A skier on the Kenai ski team, Lauthan also has volunteered to help with the biathlon during the week of the Games.

Heather Grisham, a sophomore, said she volunteered to help with the beds because she did not volunteer for any major part of the Games.

“I’ll be busy next week volunteering at (Central Peninsula General Hospital),” she said.

While putting mattress covers on the bunk beds, Grisham, who hopes to complete Certified Nursing Assistant training next year, said she has been a junior volunteer at the hospital for nearly one year.

“I’ve done everything from building the beds to putting mattresses on them to bedding and cleanup,” she said.

Another sophomore, Hunter Kautz, said he had been building beds “since fourth hour.” That’s about 9:30 in high school parlance.

Before that, he was involved with moving desks and bed frames and moving boxed mattresses, which had been delivered from Anchorage in individual twin-bed size cardboard boxes.

That work started at the end of second hour.

When asked why he volunteered, Kautz said, “Something to do.

“I’d rather be building stuff than writing stuff,” he said.

Classes at most central Kenai Peninsula schools ended early Thursday to prepare for the conversion from classroom to dormitory, and schools will be recessed for spring break beginning today and continuing through the duration of the Games.

Kautz said, to him, everything about the Arctic Winter Games is impressive.

“It’s nothing I could do,” he said.

Not personally active in sports, Kautz said he enjoys playing video games in his spare time, especially “Prince of Persia” and “Halo.”

If the KCHS basketball team gets back from Sitka early enough on Sunday, junior guard Dusty Ward will have a speaking role in the 11 a.m.

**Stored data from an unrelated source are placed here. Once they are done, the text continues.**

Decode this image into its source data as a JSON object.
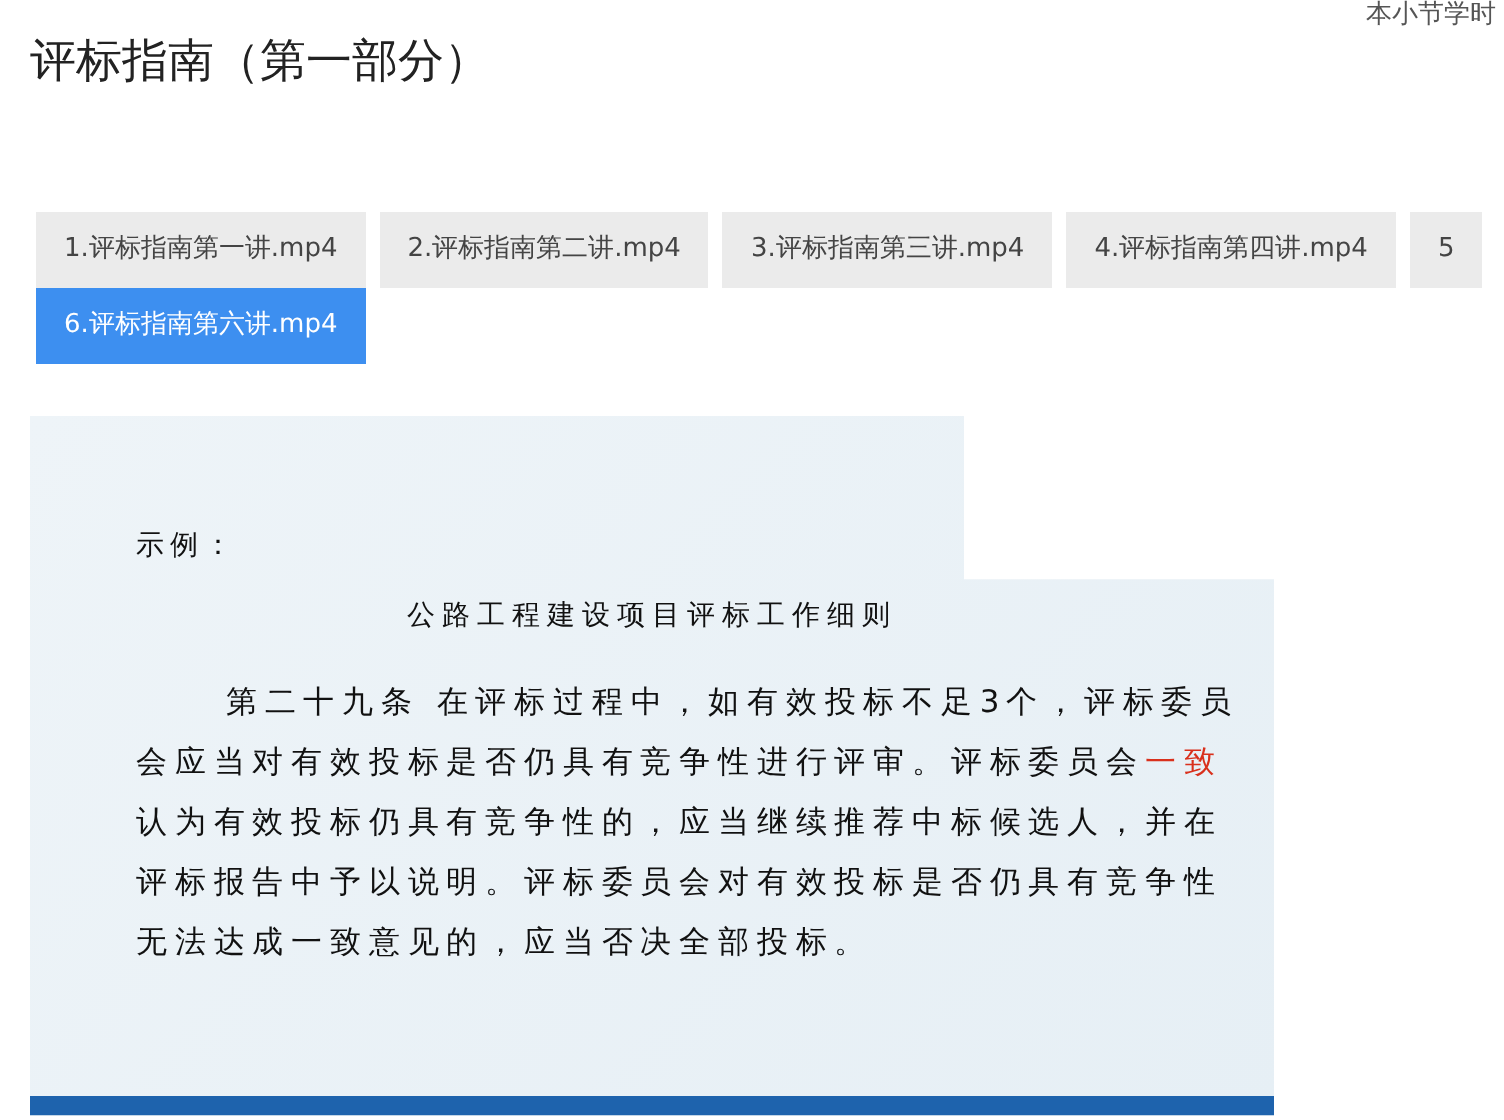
{
  "hours_label": "本小节学时",
  "title": "评标指南（第一部分）",
  "tabs": [
    {
      "label": "1.评标指南第一讲.mp4",
      "selected": false
    },
    {
      "label": "2.评标指南第二讲.mp4",
      "selected": false
    },
    {
      "label": "3.评标指南第三讲.mp4",
      "selected": false
    },
    {
      "label": "4.评标指南第四讲.mp4",
      "selected": false
    },
    {
      "label": "5",
      "selected": false
    },
    {
      "label": "6.评标指南第六讲.mp4",
      "selected": true
    }
  ],
  "slide": {
    "label": "示例：",
    "heading": "公路工程建设项目评标工作细则",
    "paragraph": [
      {
        "kind": "normal",
        "text": "第二十九条  在评标过程中，如有效投标不足3个，评标委员会应当对有效投标是否仍具有竞争性进行评审。评标委员会"
      },
      {
        "kind": "highlight",
        "text": "一致"
      },
      {
        "kind": "normal",
        "text": "认为有效投标仍具有竞争性的，应当继续推荐中标候选人，并在评标报告中予以说明。评标委员会对有效投标是否仍具有竞争性无法达成一致意见的，应当否决全部投标。"
      }
    ]
  }
}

Praise and Worship service for Games participants.

“I’ll be mostly talking ... giving some Scriptures,” he said.

On Thursday, he was building bunk beds.

Like the other volunteers, Ward was doing it because it was fun.

“I’m working with a lot of good people — about 25 people I’ve worked with,” he said.

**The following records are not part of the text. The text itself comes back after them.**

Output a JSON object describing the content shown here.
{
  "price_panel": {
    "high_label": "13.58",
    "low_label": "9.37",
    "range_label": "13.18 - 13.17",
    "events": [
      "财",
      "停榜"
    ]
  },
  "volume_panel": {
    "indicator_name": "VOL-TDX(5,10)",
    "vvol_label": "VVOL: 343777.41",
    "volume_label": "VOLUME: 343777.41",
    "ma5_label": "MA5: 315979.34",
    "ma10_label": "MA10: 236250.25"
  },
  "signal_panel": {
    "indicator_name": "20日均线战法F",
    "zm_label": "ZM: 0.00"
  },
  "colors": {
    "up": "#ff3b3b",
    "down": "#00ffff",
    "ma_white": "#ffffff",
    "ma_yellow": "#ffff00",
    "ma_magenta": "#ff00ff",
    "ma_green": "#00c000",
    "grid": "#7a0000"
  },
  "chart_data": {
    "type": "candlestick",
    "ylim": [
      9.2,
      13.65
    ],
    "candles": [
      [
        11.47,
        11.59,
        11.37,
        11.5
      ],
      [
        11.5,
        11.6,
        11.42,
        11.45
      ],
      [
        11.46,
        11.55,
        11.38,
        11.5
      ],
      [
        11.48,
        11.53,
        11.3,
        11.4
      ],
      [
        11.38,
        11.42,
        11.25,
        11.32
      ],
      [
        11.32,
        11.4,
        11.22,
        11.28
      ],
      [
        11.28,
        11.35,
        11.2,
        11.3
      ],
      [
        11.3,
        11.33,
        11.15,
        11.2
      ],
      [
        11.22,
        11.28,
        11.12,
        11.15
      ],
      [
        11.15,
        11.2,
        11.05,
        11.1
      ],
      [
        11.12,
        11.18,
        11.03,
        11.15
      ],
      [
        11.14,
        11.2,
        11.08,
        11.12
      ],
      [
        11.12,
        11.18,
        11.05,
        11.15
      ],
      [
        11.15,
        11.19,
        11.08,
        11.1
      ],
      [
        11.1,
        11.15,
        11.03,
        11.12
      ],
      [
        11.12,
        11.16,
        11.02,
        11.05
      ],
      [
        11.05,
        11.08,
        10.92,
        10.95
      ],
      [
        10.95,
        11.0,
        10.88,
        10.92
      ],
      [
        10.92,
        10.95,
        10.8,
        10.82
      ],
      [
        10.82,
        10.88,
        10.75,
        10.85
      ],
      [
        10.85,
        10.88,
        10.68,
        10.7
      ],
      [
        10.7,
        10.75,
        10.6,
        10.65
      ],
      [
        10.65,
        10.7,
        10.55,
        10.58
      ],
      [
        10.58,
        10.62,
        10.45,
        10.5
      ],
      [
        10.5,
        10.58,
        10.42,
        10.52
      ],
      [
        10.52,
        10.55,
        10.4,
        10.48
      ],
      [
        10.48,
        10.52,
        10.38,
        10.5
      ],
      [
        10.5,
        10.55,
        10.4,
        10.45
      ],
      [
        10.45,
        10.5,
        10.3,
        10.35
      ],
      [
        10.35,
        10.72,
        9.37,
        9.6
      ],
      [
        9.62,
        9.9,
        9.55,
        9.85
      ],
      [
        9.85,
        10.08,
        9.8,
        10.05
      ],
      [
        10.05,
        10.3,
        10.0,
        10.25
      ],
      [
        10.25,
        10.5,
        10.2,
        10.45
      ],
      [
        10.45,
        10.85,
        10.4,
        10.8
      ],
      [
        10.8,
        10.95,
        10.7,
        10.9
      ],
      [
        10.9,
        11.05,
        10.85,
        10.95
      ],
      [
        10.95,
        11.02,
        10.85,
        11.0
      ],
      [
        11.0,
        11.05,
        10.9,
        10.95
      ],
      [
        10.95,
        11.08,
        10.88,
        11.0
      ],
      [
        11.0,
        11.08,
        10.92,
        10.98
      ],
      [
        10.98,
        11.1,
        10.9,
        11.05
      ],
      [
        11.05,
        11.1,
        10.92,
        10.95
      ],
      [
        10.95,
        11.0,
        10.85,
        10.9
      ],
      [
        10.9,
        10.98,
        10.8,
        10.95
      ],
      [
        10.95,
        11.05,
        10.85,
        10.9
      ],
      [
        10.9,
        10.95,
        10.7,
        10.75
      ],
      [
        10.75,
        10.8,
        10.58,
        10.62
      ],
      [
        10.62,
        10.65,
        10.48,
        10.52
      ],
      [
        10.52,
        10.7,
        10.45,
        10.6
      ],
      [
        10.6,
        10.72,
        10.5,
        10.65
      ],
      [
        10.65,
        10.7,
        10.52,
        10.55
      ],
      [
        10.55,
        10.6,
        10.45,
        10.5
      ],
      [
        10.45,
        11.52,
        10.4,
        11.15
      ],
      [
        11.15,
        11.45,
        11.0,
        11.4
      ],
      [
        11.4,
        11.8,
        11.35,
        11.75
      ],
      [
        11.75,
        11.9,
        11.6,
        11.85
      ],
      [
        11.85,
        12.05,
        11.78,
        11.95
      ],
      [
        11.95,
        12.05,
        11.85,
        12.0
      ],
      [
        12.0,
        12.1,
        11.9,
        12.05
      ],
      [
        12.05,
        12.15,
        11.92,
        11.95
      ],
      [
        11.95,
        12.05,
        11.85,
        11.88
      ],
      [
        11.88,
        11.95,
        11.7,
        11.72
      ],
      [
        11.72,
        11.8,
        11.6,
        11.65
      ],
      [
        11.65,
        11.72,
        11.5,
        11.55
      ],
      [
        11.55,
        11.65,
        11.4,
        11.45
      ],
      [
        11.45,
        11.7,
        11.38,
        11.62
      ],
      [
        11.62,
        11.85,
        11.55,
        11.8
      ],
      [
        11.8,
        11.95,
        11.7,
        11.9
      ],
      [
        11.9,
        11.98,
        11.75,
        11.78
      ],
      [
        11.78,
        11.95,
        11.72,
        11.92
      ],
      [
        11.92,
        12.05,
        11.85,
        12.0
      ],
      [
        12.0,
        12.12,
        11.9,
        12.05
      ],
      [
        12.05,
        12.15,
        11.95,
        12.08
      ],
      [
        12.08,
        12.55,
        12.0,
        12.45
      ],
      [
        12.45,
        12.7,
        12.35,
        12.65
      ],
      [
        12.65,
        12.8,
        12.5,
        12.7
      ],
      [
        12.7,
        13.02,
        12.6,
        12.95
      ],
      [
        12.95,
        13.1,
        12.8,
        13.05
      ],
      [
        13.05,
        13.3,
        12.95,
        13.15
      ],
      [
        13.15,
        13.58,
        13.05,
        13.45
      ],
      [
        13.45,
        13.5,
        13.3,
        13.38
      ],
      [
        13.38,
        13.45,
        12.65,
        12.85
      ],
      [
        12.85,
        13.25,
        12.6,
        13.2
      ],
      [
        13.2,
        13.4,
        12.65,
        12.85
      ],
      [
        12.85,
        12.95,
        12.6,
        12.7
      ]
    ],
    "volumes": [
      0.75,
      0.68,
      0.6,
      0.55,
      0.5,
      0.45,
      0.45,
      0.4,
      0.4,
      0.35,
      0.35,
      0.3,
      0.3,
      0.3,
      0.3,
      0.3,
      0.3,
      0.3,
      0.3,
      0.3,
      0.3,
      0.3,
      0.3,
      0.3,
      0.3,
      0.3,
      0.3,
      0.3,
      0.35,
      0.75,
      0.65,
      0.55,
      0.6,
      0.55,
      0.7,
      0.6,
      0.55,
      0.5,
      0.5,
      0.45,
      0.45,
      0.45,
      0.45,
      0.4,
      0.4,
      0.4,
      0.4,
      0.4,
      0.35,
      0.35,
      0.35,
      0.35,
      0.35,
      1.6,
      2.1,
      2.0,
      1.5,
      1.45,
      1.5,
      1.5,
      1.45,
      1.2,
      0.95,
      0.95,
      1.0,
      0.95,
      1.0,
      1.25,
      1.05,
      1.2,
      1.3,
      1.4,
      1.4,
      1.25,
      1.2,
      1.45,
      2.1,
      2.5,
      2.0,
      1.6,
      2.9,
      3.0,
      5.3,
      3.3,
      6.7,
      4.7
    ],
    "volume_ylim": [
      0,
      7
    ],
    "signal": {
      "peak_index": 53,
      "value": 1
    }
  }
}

Ward said he is “a little interested” in the Native games that participants will compete in next week, as well as in hockey and indoor soccer.

Although volunteers at KCHS were expected to work until nearly midnight, clearing classrooms, assembling beds and getting ready for 300 house guests, Principal Alan Fields said it appeared the work would be done shortly after noon.

“It’s been absolutely phenomenal. I’m really impressed,” Fields said.

“Last night was a sleepless night. This morning, the kids have just blown us away,” he said.

Because the KCHS students were completing their tasks much earlier than expected, Fields announced over the public address system that volunteers were still needed to set up beds at Sears Elementary School.

“Oh, and come back Sunday the 12th to begin breaking beds down ... at 9,” he said.